There has always been a special link between the Philippines and the Virgin Mary, and in September 1942 Pope Pius XII declared Mary as the principal patroness of the nation.
According to the Manila Times, at the time Duterte described Mary as being “selfless” in accepting the invitation to be the mother of Jesus “so that the plan of salvation be realized.”
Duterte, who claims to have been molested by a priest in the 1950s and who has often had harsh words for the country’s bishops, called Mary “the epitome of faith and source of inspiration” for many Christians, especially during difficult times.
Since he took office in 2016, Duterte has been critical of church leaders in the Philippines, primarily over their condemnation of his crackdown on the drug trade, which has left thousands of people dead in extrajudicial killings, as well as his efforts to reintroduce the death penalty.
Catholics in the country have often been the targets of inflammatory comments made by Duterte, who in the past has said the country’s bishops are “fools” who are “good for nothing.” At one point he called abuser priests “sons of bitches,” and threatened to kill them.
One of the oldest Marian feast days on the Catholic liturgical calendar, the Nativity of Mary commemorates Mary’s birth. Though scripture itself does not speak of Mary’s birth, the oldest account is believed to come from a 2nd century apocryphal text. It has been celebrated by Catholics as early as the 6th century.

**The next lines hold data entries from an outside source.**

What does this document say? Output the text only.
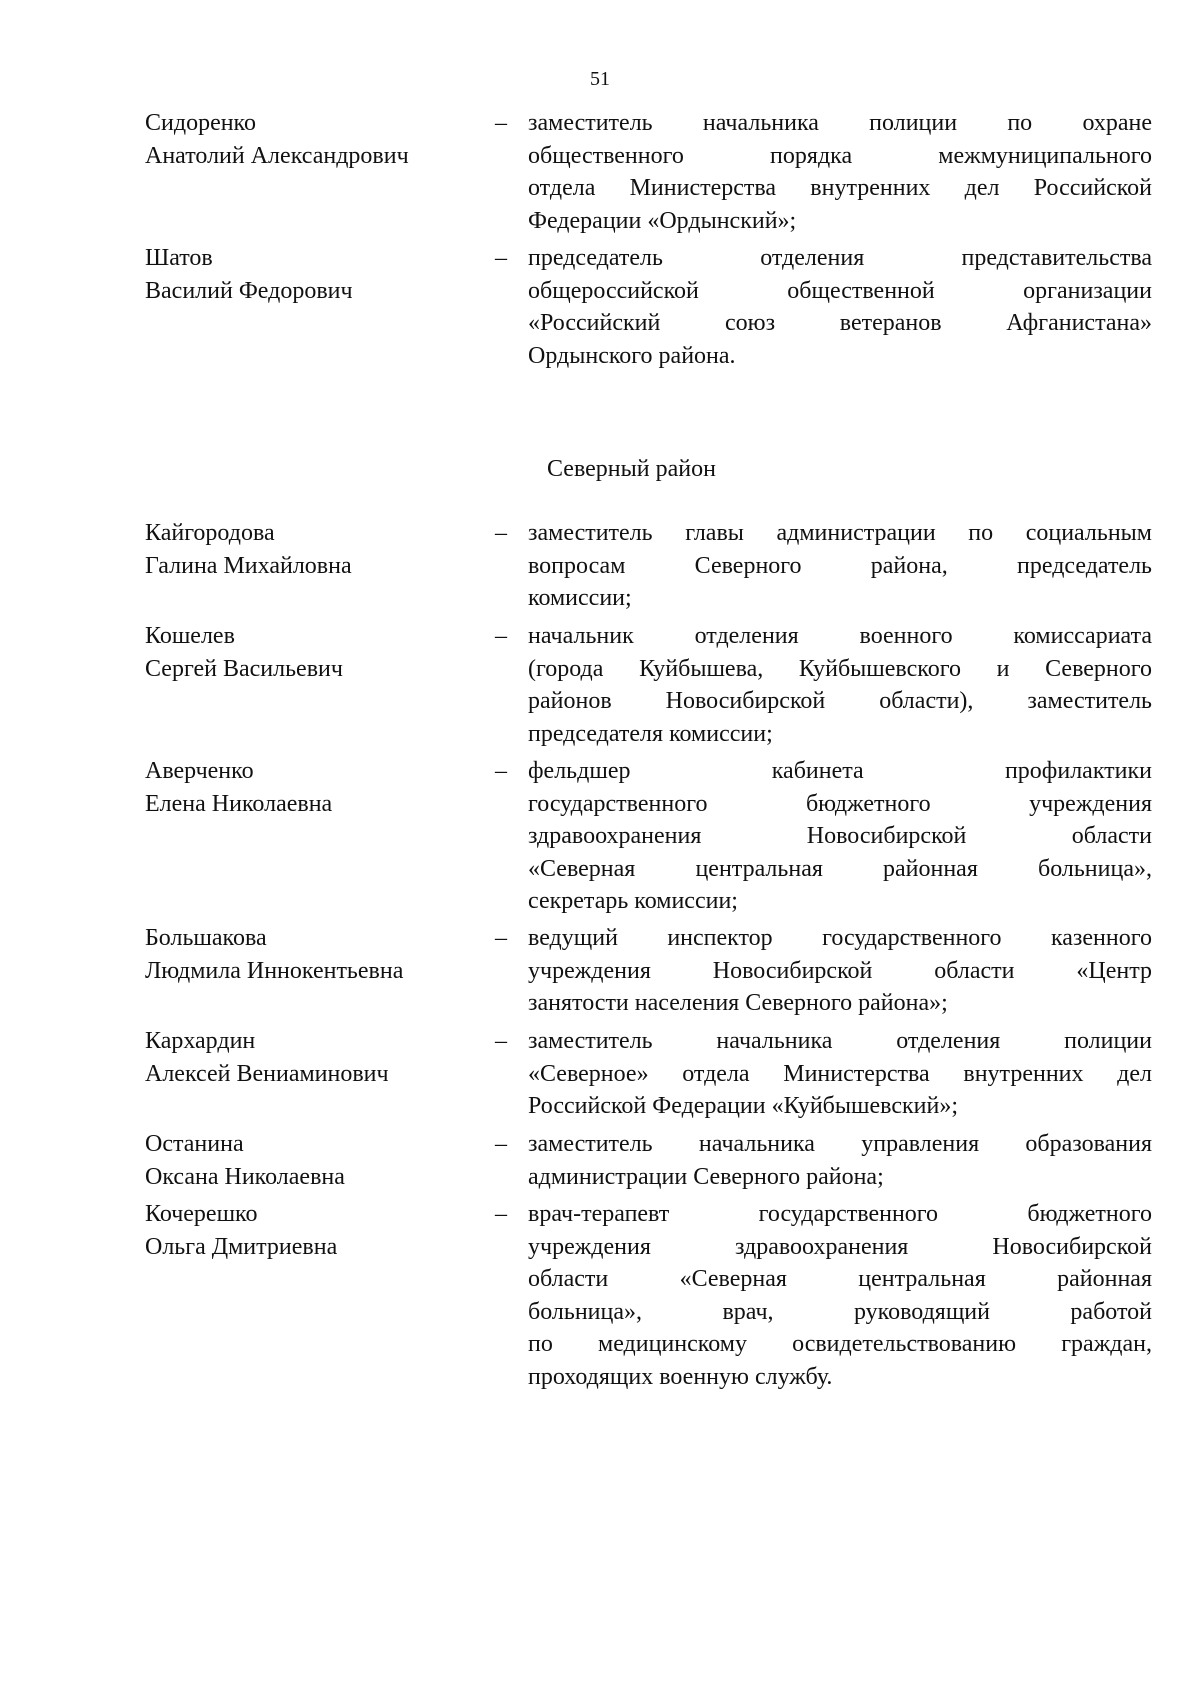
51
Сидоренко
Анатолий Александрович
– заместитель начальника полиции по охране
общественного порядка межмуниципального
отдела Министерства внутренних дел Российской
Федерации «Ордынский»;
Шатов
Василий Федорович
– председатель отделения представительства
общероссийской общественной организации
«Российский союз ветеранов Афганистана»
Ордынского района.
Северный район
Кайгородова
Галина Михайловна
– заместитель главы администрации по социальным
вопросам Северного района, председатель
комиссии;
Кошелев
Сергей Васильевич
– начальник отделения военного комиссариата
(города Куйбышева, Куйбышевского и Северного
районов Новосибирской области), заместитель
председателя комиссии;
Аверченко
Елена Николаевна
– фельдшер кабинета профилактики
государственного бюджетного учреждения
здравоохранения Новосибирской области
«Северная центральная районная больница»,
секретарь комиссии;
Большакова
Людмила Иннокентьевна
– ведущий инспектор государственного казенного
учреждения Новосибирской области «Центр
занятости населения Северного района»;
Кархардин
Алексей Вениаминович
– заместитель начальника отделения полиции
«Северное» отдела Министерства внутренних дел
Российской Федерации «Куйбышевский»;
Останина
Оксана Николаевна
– заместитель начальника управления образования
администрации Северного района;
Кочерешко
Ольга Дмитриевна
– врач-терапевт государственного бюджетного
учреждения здравоохранения Новосибирской
области «Северная центральная районная
больница», врач, руководящий работой
по медицинскому освидетельствованию граждан,
проходящих военную службу.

According to the Manila Times, the bill passed the senate May 20 and was signed by Duterte Aug. 8, but it was not released until Wednesday.
In a possible sign of the tensions between Duterte and Catholic bishops in the Philippines, the bill has been widely covered in mainstream media in the country, but there has been surprisingly little reaction from the bishops.
Few articles announcing the news have been published on Catholic news sites in the country, and there has been no statement from the bishops’ conference or its president, Archbishop Romulo Valles of Davao.
However, according to UCAnews, Father Melvin Castro, chancellor for the Diocese of Tarlac, praised Duterte’s decision, saying the new Marian holiday is a “cause for joy.”
The declaration of the feast as a national holiday “recognizes the importance of religious and spiritual celebrations,” he said, voicing hope that the Sept. 8 celebration will inspire people “to emulate and imitate the virtues of Our Lady.”